3.  If you are going to them, consider collecting the fee up front.  Charge for the call and apply it to their purchase.

4.  Require a form be filled out.  Let them give you some information to save time on the call and get them thinking about the value of the appointment.

5.  Don’t book meetings for Friday afternoon or Monday mornings.  Those are the times most likely to be stood up.

6.  If you want to make another appointment with this person, send them the original email they responded to, to remind them why they made the first commitment and give them a 24-hour window to meet.

7.  Consider that you may not want to work with someone who doesn’t value your time or live up to their commitments.  Do you really want to go through this again and again?  If I’m hiring someone or meeting a vendor, or meeting someone, I’ll be required to meet with repeatedly.  I consider the missed appointment a sign of things to come and consider myself lucky.

8.  Use an online scheduler.

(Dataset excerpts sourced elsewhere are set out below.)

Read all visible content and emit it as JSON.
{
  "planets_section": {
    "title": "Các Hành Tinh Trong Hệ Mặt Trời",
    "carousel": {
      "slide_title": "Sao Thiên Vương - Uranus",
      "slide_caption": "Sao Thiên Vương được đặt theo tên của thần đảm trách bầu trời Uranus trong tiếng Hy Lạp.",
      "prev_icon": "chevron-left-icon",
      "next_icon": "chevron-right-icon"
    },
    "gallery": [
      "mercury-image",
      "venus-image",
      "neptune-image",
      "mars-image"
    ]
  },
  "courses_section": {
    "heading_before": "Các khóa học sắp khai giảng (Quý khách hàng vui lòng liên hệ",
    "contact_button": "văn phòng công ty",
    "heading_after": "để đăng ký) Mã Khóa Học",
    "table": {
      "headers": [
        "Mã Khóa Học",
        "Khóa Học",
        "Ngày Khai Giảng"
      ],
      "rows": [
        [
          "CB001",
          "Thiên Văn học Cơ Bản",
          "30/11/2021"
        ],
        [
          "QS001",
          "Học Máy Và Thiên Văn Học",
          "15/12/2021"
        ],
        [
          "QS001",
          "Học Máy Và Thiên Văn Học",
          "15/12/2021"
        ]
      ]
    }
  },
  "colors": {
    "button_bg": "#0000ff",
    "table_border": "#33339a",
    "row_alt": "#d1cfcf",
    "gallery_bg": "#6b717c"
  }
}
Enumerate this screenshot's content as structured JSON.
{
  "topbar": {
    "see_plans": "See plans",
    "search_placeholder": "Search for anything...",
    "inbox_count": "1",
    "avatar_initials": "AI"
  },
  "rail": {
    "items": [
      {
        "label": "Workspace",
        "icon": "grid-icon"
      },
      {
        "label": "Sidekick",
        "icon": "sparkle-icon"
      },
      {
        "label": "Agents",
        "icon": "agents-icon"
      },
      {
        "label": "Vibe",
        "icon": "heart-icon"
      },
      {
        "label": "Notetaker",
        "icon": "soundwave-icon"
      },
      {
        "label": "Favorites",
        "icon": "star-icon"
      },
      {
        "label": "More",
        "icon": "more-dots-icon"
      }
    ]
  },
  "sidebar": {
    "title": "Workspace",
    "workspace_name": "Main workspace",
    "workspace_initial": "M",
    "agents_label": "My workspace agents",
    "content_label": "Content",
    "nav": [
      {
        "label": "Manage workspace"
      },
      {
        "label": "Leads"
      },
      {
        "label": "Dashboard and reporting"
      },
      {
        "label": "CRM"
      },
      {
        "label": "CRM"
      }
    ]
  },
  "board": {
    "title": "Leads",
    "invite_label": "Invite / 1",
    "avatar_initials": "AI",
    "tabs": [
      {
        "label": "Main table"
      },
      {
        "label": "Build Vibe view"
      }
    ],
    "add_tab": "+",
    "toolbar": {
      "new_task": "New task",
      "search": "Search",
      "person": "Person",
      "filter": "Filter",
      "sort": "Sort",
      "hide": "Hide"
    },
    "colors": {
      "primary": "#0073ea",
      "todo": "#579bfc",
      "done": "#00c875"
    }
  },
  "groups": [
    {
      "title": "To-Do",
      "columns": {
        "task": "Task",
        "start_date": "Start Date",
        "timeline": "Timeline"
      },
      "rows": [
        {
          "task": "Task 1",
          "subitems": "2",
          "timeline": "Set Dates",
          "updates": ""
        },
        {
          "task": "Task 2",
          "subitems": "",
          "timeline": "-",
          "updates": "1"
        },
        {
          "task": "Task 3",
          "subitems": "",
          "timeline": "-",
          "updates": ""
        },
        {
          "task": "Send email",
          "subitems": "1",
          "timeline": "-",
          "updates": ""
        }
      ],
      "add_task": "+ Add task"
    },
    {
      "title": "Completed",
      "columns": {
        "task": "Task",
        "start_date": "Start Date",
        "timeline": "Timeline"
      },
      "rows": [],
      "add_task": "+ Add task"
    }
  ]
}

If not repeat and write down their times.  Ask them to get their calendars and write it down.

If they apologize, accept the apology.  Sometimes things happen that can’t be prevented.  Once.

“A man who dares to waste an hour of time has not discovered the value of life.” Charles Darwin


What do you do to deal with missed appointments?


  1. Jennifer Quisenberry

    I have some doctors who are really good about this and others who are not. Luckily, I’m well organized! I have one doctor who sends a form you must fill out, but he sends it on Friday at the end of the business day, and the form expires in 24 hours. I need to pass this on surreptitiously to his staff…. not so subtle hint, right? 🙂

    • Cathy Sykora

      Yes, I’d never get that Friday night form filled out. A lot of doctors have the text reminders. I started using those, but am not so sure because a lot of people text back.

  2. Angela Brooks

    Good points – and yes Monday and Friday are not good business days – one is a dread day and the other is ready for the week to be over

  3. Geniece Brown

    Hi Cathy,

    I’m careful to honor the time of others so I feel I reflect that and haven’t had too many times where I’ve been stood up at an appointment. Usually I’m contacted in advance and we do a reschedule. I always avoid scheduling Monday appointments and will do appointments on a Friday as long as they’re not too late.

    • Cathy Sykora

      That is good. I wish everyone did. Everytime I think I honor other people’s time, I mess up and feel awful and humbled.